Hapag-Lloyd last week completed its tie-up with Kuwait-based UASC to become the world’s fifth-biggest shipping company at a time when the industry is grappling with low freight rates and higher fuel costs.

The merged entity also expects to lay off about 10 per cent of its 13,000-strong workforce over the next two years, said Rolf Jansen, the chief executive, in an telephone interview. “We will not rule out opening up offices in new countries,” he said, adding the shipper’s Middle East region, which will have a new headquarters in Dubai, includes Africa and the Indian subcontinent.

“I would expect it [throughput growth in the region] to be above the global average of 3.5 to 4 per cent [growth in throughput]. The countries that the Middle East region represent, they grow a bit faster than the global economy.”

Last year, the global throughput rose by 2.2 per cent, according to the latest figures from the maritime research consultancy Drewry. The first four months of the year have been much stronger than anticipated, said Neil Dekker, Drewry’s director for container research.

Mr Jansen expects the Middle East region this year to account for about 15 per cent of its global forecast throughput of 10.5 to 11 million twenty-foot equivalent units (TEU).

The merger is projected to generate US$435 million in annual savings for the combined company and a big portion of these savings will be realised next year and the full amount in 2019.

The company’s headcount, however, will be reduced gradually. “Our biggest priority is not to reduce the number of headcount very quickly because our first priority is now to keep the business stable and keep all the customers,” said Mr Jansen. “If you look two years out, because these things take time, then the workforce will probably be a little over 10 per cent smaller than what it is today.”

Hapag-Lloyd’s merger with UASC is its second consolidation in three years, after acquiring in 2014 the container business of its Latin American rival CSVA.

The merger with privately held UASC, which was set up in 1976 in Kuwait, also will change the shareholder base of Hapag-Lloyd. Qatar and Saudi Arabia have 14.4 per cent and 10.1 per cent stakes, respectively, in the combined entity. Other Middle Eastern shareholders, including the UAE, Kuwait, Iraq and Bahrain, together hold 3.6 per cent.

The Hapag-UASC marriage, which was struck last year, came at a time when the shipping market was being flooded with new ships, which had left freight rates low.

This year, the market is brighter, thanks to better volumes, but fuel costs are higher than last year.

“Fuel costs or bunkers are double now compared to 1Q16 and so recent financials have focused on this and that it has hurt the carrier bottom line,” said Mr Dekker. “Carriers have been able to increase freight rates since 2H16 partly due to bunker increases but also due to rate discipline and what they have done on the supply side. Fuel costs are by no means fully recovered by lines in the form of bunker surcharges and rising fuel costs will certainly be a concern for carriers through 2017.”

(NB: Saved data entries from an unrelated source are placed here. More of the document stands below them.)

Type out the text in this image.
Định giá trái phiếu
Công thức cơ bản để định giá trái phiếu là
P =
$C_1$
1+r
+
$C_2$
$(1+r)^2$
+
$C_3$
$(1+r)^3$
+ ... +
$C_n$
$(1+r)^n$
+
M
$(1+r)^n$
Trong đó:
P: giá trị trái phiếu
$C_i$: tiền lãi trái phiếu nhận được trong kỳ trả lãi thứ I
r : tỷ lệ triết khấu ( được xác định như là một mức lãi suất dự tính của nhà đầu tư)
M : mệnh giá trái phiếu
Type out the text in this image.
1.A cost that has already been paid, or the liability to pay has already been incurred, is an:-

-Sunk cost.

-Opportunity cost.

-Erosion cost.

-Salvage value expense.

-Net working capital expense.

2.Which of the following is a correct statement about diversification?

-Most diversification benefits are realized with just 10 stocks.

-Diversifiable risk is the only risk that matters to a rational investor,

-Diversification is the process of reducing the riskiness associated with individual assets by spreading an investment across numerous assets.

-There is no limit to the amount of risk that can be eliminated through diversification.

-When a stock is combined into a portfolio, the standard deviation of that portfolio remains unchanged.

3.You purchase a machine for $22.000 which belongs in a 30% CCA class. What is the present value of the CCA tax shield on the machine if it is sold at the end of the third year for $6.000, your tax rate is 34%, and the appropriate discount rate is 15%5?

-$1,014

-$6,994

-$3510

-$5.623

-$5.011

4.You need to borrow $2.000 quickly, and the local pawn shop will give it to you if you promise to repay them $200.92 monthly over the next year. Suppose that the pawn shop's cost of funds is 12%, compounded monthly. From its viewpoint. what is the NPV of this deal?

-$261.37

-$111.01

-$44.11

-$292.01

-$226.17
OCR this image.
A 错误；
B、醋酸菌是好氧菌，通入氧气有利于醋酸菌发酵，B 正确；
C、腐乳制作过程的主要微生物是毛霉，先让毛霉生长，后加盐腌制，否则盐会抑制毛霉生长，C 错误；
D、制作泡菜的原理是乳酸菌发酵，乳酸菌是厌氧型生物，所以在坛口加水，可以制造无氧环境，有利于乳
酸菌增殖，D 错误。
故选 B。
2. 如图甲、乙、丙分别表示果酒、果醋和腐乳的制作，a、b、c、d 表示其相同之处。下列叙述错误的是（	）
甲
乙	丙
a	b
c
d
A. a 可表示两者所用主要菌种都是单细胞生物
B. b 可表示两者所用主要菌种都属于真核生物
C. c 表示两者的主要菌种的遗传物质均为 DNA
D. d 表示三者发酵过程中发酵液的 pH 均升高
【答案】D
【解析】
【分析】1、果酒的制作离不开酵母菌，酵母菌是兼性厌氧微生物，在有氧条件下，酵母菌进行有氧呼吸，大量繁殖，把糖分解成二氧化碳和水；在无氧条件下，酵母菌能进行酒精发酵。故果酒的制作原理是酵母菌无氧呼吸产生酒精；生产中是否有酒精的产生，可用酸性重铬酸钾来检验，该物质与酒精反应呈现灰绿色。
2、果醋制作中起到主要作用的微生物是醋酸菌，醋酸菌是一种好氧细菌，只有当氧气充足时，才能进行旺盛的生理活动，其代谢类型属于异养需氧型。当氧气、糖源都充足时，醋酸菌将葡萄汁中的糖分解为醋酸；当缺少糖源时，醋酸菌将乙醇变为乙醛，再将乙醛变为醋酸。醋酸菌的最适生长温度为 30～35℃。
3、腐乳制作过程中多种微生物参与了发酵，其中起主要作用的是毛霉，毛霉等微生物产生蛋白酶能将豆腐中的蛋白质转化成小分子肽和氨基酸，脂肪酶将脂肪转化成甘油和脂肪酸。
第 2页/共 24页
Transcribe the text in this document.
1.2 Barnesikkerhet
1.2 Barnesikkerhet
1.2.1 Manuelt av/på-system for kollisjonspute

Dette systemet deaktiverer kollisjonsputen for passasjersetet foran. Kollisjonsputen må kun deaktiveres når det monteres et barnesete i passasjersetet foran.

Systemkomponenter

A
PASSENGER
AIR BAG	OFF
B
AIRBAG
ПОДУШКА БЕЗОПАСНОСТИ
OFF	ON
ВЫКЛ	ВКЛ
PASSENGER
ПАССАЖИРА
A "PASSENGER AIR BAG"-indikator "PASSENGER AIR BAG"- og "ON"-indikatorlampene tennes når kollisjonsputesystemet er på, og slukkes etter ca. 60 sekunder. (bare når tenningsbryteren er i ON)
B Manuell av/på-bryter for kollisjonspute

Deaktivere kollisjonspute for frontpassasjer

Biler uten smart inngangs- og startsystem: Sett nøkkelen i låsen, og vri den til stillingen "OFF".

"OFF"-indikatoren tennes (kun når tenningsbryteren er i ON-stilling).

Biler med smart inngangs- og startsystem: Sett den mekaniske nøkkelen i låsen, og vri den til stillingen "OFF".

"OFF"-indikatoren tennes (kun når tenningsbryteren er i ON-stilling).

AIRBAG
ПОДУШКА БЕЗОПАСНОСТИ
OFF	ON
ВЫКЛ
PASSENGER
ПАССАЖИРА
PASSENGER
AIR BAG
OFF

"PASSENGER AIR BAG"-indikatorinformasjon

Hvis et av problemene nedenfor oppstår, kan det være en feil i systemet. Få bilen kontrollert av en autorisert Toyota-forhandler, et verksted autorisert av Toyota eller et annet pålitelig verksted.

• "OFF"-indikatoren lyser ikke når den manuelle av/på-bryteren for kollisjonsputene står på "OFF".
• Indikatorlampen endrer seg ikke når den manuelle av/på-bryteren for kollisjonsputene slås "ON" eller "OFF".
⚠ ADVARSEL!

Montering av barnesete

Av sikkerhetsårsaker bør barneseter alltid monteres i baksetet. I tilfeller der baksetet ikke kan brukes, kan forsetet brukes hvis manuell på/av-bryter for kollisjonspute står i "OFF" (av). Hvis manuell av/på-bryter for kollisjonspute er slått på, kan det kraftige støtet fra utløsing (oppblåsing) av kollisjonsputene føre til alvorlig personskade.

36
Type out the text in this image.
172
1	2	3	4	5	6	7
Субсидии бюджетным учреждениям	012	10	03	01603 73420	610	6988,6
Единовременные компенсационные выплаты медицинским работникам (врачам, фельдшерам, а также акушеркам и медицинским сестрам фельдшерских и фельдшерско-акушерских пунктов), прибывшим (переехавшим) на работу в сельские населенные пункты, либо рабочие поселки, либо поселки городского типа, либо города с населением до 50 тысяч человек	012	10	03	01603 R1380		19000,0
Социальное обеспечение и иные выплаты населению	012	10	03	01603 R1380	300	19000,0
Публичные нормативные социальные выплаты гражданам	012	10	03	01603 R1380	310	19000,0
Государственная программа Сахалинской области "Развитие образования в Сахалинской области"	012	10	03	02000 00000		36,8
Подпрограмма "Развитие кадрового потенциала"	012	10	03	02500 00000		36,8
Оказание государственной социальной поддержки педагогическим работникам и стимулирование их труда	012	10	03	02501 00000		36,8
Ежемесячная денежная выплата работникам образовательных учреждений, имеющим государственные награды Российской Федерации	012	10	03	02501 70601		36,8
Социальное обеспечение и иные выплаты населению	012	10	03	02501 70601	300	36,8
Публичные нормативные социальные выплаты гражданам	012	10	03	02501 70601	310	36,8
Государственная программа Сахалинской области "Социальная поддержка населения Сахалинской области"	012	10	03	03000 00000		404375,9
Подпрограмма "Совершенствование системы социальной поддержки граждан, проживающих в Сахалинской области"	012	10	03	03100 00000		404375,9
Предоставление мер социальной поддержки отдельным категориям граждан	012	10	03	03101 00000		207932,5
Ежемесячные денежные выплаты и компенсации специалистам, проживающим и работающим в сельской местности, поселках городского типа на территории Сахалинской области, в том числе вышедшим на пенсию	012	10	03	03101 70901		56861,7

Still Mr Jansen is “cautiously optimistic” about a turnaround in the market and in profitability. The company swung to a net loss of €93.1 million (Dh382m) last year, compared with a €113.9m net profit in 2015. Its first-quarter net loss widened to €62.1m from a net loss of €42.8m in the year-earlier period.

“I think we are going to get back to a somewhat more normal situation [in the shipping industry] … anywhere between now and probably two years,” said Mr Jansen. “We expect that our operating results will be significantly better in 2017 than in 2016.”

Mr Dekker concurs with Mr Jansen’s views that an industry recovery will take two years.

“Ultimately, given that the order book is dead, we do not see a return to a decent supply/demand balance until 2019 because there is still three million TEU of capacity in the system still to be delivered mainly by the end of 2018, but the delay of tonnage from one year to the next may still be a factor here,” said Mr Dekker.